Линор Горалик - …Вот, скажем (Сборник)
…Вот, скажем, футболист П. рассказывает, что в его советском детстве приезжавших на летние сборы будущих олимпийцев не просто кормили на убой, а еще и два раза в день выдавали на каждых четырех человек банку сгущенки, – ну чтобы дети не проголодались. «Но и гоняли нас по двенадцать часов в день», – добавляет П. со вздохом. Банкир К. отвечает ему на это, что в обычных пионерских лагерях тоже был способ раздобыть банку сгущенки, и тоже тяжелым трудом: «Вызываешься, – говорит К., – дежурить на кухню. Те же, кстати, двенадцать часов. Приносишь к концу дня сто убитых мух – выдают банку сгущенки». Футболист П. смотрит на банкира К. с большим уважением. «Я такую банку загонял за два рубля, – говорит К. – К концу смены тридцать рублей собрал». Футболист П. старательно делает в уме какие-то подсчеты. «Я б оттуда миллионером вышел», – говорит он со вздохом. «Так что ж тебе мешало?» – удивляется К. Футболист П. стучит себя ножом для стейка по бритой голове и мрачно говорит: «Футболист.
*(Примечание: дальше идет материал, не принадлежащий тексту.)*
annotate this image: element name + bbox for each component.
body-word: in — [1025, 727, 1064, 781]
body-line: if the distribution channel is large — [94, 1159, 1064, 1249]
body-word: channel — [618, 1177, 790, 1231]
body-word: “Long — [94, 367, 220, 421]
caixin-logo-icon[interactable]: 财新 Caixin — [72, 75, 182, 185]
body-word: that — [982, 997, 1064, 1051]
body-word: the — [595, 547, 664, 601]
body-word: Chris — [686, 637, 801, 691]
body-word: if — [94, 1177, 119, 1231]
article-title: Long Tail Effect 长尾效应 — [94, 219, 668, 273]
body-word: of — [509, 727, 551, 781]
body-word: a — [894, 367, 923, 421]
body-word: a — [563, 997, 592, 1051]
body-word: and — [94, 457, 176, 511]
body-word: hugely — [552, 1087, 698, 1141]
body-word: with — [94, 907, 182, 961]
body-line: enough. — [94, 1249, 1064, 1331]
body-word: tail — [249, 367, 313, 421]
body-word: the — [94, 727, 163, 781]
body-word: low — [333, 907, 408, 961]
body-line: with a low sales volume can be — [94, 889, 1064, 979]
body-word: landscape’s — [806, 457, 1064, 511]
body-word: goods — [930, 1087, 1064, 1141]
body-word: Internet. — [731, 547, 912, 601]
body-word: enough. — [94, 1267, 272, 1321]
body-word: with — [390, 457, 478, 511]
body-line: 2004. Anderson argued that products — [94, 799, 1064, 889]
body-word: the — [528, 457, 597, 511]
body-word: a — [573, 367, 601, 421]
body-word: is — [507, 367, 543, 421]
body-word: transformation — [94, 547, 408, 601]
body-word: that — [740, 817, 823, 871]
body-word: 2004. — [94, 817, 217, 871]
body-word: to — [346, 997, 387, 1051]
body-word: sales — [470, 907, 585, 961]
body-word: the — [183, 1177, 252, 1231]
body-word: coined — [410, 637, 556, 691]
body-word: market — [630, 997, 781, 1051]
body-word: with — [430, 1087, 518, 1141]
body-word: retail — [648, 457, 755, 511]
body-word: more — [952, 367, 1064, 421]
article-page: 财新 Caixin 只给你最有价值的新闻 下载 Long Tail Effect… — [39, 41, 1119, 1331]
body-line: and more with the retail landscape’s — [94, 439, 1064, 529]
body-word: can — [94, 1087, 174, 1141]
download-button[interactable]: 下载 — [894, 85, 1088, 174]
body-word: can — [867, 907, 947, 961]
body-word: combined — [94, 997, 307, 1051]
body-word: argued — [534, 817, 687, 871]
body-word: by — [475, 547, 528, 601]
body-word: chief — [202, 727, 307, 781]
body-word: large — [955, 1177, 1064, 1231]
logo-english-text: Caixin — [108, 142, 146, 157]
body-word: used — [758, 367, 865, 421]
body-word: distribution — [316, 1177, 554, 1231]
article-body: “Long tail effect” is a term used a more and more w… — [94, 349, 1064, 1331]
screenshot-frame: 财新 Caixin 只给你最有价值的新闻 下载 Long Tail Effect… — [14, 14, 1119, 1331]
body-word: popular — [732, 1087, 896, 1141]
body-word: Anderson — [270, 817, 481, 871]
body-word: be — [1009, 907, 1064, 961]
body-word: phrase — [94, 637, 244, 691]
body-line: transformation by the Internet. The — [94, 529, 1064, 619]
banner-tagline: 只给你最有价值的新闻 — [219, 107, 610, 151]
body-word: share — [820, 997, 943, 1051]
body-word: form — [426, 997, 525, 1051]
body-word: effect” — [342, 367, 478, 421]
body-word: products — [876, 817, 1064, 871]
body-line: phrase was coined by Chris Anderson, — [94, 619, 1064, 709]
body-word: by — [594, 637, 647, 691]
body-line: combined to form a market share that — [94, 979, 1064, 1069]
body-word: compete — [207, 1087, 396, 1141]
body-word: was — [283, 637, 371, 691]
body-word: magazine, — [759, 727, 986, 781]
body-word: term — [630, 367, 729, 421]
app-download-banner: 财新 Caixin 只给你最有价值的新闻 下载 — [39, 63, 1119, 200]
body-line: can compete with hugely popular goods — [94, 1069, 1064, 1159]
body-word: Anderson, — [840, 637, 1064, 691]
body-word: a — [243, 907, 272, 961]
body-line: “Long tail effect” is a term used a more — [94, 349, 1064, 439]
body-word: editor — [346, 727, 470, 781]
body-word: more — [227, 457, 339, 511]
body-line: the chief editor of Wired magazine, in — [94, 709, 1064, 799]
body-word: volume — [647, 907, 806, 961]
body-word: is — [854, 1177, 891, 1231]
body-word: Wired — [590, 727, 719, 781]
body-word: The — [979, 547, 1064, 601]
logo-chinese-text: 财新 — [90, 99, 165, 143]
Понимаешь?»
* * *…Вот, скажем, начальница рекламного отдела в одной небольшой торговой компании представляет собой тот тип остро православных дам, которые сочетают еженедельные беседы с батюшкой с ежедневным чтением гороскопов, ежечасным плеванием через левое плечо и ежемесячным походом к гадалке, которая «видит человека насквозь, как грыжу на рентгене». Результатами удивительных рентгеновских обследований собственных душевных грыж эта дама регулярно делится со своими подчиненными, которые по доброте характера и общей лени удерживаются от саркастических замечаний. И вот, прибежав в отдел после обеденного перерыва, возбужденная дама сообщает, что только что ходила к очередной православной матушке Изергилье; так вот, оказывается, в прошлой жизни она, дама, была святой страстотерпицей Ксенией Петербуржской, а в следующей жизни ее душа непременно воплотится в соловецкую монахиню. На «соловецкой монахине» терпение одного из подчиненных лопается, и он интересуется очень спокойным голосом: «Скажите, а разве православие допускает метемпсихоз?» Начальница окидывает его ледяным взором и гордо отвечает: «Нет, но у меня есть и собственные наблюдения».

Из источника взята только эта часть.